Vanja Nagy, Molecular Neurobiology
Our team focuses on identification and characterization of novel causative genes in rare neurodevelopmental disorders. These studies are essential in understanding how dysfunctions manifest in neurological pathologies for development of efficient and personalized therapeutic agents. In close collaboration with clinicians, we perform whole-exome sequencing of patient samples to prioritize potentially deleterious genetic variants. We then use genetically modified human cell lines, transformed human neurons, primary mouse cultures and mouse models to validate and understand the identified genetic defects. Our current projects are listed below.
Identifying common molecular mechanisms underlining intellectual disabilities
Intellectual disability (ID), diagnosed as impairment in intellectual and adaptive function, is a common manifestation in NDDs which affects up to 3% of the human population. Over 1000 different genetic loci have been identified to be causative of monogentic forms of ID, with as many more predicted. In order to identify common molecular pathways in different IDs we use a rational systems-based approach to predict novel ID causative genes and their interaction networks, perform functional CRISPR-based genetic screens, and validate in primary mouse neuronal cultures and patient-derived transformed neurons. Validating genes of unknown significance will facilitate diagnosis of newly discovered potentially pathological genes in ID. Additionally, finding common nodes in different pathologies will allow for development of therapeutic interventions for groups of rare disorders sharing common pathways.

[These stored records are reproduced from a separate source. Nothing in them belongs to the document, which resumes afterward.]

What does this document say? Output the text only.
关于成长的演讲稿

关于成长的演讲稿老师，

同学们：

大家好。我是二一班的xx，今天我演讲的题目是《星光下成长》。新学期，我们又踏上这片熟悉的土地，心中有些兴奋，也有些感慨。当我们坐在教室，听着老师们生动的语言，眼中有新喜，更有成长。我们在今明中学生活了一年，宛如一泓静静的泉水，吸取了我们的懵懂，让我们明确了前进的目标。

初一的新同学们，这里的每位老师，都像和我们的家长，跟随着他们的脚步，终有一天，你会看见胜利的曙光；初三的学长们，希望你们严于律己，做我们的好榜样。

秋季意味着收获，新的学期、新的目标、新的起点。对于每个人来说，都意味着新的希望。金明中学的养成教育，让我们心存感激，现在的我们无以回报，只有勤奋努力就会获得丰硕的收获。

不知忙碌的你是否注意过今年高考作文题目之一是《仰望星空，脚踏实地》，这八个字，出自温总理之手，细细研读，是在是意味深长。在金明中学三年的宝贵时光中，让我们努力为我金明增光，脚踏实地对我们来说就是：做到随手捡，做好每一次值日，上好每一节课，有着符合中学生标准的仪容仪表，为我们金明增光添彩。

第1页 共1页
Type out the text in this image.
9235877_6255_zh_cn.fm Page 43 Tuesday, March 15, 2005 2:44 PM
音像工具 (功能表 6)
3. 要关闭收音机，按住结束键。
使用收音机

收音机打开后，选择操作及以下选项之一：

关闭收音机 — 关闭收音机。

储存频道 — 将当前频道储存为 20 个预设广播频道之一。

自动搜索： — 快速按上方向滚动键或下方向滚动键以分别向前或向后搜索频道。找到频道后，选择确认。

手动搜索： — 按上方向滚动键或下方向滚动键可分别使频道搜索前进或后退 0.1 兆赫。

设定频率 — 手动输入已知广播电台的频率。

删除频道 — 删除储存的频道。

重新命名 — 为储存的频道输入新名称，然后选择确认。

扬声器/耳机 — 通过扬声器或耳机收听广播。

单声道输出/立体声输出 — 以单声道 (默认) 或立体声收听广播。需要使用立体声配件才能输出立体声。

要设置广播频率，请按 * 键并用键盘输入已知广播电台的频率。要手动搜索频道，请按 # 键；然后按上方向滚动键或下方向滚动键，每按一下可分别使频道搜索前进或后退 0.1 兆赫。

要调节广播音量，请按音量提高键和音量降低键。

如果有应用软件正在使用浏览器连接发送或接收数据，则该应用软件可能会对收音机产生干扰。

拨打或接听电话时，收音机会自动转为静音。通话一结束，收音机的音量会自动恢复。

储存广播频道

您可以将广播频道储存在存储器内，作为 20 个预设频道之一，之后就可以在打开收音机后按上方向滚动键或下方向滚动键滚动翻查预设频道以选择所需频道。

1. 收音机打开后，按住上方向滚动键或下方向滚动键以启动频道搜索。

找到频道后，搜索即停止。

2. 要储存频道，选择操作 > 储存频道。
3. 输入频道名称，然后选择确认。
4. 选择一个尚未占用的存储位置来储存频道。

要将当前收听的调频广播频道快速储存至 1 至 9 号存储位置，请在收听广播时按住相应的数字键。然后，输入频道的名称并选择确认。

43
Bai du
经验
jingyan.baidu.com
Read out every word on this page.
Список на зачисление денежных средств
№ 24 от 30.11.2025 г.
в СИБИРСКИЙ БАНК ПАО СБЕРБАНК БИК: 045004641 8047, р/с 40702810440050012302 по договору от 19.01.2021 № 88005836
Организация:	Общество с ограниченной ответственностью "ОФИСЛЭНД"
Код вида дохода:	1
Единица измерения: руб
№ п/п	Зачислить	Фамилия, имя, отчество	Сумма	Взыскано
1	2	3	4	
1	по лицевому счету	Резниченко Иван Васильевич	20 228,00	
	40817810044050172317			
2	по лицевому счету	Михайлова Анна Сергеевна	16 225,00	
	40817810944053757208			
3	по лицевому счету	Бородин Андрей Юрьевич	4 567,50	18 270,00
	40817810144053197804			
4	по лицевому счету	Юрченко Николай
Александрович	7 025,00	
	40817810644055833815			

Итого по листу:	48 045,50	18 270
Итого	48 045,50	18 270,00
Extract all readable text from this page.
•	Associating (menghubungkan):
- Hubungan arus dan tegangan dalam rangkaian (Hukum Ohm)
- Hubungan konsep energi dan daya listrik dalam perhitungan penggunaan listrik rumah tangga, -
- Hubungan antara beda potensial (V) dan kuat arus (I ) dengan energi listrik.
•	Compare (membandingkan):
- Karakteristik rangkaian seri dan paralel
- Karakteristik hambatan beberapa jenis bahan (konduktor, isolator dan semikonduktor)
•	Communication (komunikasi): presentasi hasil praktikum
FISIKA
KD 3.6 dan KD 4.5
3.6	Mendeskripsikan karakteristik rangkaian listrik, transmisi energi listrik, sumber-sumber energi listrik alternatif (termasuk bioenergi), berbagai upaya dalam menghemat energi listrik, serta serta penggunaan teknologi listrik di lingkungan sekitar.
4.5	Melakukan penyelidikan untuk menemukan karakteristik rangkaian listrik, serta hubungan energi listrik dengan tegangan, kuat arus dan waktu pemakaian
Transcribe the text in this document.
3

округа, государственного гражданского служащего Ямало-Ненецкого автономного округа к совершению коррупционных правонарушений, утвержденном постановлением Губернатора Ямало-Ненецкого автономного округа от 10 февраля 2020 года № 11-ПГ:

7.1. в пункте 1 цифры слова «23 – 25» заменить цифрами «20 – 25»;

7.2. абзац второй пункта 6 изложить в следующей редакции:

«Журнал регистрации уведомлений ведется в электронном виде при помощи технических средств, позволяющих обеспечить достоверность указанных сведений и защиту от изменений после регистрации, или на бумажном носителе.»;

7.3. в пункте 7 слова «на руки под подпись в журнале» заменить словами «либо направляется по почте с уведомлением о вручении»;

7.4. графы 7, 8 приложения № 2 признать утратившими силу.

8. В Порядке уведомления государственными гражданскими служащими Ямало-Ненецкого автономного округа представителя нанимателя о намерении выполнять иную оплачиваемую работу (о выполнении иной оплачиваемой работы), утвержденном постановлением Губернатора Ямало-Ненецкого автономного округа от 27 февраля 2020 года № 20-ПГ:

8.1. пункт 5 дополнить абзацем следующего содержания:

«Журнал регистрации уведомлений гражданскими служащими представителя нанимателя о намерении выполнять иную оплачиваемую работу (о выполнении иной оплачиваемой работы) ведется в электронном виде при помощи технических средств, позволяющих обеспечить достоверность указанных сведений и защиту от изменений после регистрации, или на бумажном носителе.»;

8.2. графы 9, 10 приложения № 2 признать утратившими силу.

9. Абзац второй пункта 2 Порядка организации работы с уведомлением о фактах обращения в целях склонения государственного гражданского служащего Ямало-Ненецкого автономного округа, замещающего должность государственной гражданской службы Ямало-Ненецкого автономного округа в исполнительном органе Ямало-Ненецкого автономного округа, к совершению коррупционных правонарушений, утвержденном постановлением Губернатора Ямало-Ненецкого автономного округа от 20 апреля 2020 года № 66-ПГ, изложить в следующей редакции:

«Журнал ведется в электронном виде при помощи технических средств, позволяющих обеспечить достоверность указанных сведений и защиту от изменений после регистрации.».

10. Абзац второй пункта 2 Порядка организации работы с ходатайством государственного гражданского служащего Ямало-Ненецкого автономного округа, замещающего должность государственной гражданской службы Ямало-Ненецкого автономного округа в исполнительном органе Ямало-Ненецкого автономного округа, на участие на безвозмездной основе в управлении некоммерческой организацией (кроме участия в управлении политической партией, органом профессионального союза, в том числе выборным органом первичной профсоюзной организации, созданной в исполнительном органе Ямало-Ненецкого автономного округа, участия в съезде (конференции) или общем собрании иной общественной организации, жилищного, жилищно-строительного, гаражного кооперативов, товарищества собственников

Spastic paraplegia with psychomotor retardation with or without seizures
A mutation in HACE1 E3 ubiquitin ligase has been shown to cause a neurodevelopmental disorder resulting in intellectual disability, spasticity and abnormal gait in young patients. We find that HACE1 knock-out mice have a remarkably similar phenotype to patients and are an ideal model to study the molecular neuropathology of this disease. Using genetic and pharmacological manipulations of human and mouse cellular models of this disease, we are identifying and characterizing the molecular pathology and potential therapeutic targets of this disease.
Understanding peripheral neuropathies
Congenital insensitivity to pain with anhidrosis (CIP/A) is an inherited and rare type of peripheral neuropathy marked by a complete absence of pain perception. Using patient derived cells and various mouse models of CIP/A we are performing deep behavioral and molecular phenotyping of peripheral nervous system dysfunctions, and its contribution to non-nociceptive symptoms associated with this disorder. By deciphering the pathophysiology of this rare disorder we aim to identify potential targets for future therapy relevant to more common pathologies, such as chronic pain conditions that affect up to 30% of the population.